Asness’ AI Twin Heralds End of Human Fund Managers

Hedge fund executive Cliff Asness says artificial intelligence is becoming “annoyingly better” at doing parts of his job. AI deployed by his firm AQR Capital Management, where I worked for a decade, is combining investment factors to build market-beating portfolios, something that used to be Asness’ specialty. “AI’s coming for me now,” he told Bloomberg Television in a recent interview.

Almost exactly seven years ago, Asness had expressed skepticism to the Financial Times, saying that big data and machine learning were dangerous because they found too many spurious patterns, and even genuine patterns were quickly competed away in the markets. However, like a good portfolio manager, he hedged his bets, saying, “We’re feeling our way. If our first few experiments bear fruit, we’ll do more of them. If we find out we’re good at this, it will become a bigger part of AQR.”

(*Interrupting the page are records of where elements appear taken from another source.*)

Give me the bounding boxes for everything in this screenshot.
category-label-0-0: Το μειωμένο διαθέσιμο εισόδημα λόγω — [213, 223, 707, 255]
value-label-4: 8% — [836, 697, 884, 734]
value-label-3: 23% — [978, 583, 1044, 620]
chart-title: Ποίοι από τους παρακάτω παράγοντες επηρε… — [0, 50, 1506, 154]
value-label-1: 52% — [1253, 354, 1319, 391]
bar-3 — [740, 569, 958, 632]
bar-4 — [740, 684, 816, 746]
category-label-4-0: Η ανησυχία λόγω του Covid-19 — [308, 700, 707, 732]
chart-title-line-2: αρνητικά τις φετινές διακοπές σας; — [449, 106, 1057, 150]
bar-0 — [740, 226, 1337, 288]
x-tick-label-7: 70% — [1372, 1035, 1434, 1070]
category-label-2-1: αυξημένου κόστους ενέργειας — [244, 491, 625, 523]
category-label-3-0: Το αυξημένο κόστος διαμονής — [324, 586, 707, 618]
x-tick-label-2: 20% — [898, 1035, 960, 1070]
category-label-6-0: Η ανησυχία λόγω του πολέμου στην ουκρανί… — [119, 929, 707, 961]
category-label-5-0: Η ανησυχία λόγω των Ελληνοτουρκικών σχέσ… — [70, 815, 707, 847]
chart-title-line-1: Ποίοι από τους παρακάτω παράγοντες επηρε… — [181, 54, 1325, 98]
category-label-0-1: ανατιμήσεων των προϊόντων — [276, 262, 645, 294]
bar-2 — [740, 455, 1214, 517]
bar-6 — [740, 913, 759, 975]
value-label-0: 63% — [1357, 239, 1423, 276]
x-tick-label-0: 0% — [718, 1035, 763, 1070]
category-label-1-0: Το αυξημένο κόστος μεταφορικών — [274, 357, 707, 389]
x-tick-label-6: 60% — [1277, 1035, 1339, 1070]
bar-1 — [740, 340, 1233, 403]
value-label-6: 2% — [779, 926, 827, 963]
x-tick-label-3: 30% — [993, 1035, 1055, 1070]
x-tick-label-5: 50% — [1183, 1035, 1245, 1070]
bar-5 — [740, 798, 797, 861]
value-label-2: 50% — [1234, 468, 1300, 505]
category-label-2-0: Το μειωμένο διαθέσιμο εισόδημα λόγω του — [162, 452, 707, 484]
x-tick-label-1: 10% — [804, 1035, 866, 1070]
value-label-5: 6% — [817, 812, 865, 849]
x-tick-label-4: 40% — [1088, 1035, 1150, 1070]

Going back a further seven years to 2010, I recall the early enthusiasm for AI in quantitative investing. Breakthroughs in AI algorithms and improvements in computer processing caused a gold rush mentality among many investment managers, and quants seemed well positioned to be the first to the motherlode as they had the training and skills to understand and apply AI. But initial results were disappointing — not terrible, just not the kind of improvements that technophiles and science fiction fans had hoped for.

But the last seven years — conventionally dated to the 2017 publication of “Attention Is All You Need” by Alphabet Inc. researchers — have changed the picture dramatically, and the dream of fully self-driving portfolios seems within reach.

There are three main steps in quant investing: identifying factors such as value and momentum that predict future returns; combining signals from those factors into optimal portfolios; and executing trades to keep the actual portfolio optimally close to the optimal one. From 2010 to 2017, AI proved unsatisfactory at identifying factors or combining signals. It was helpful at trading, but with the sort of improvements we got from standard methods, not a quantum leap.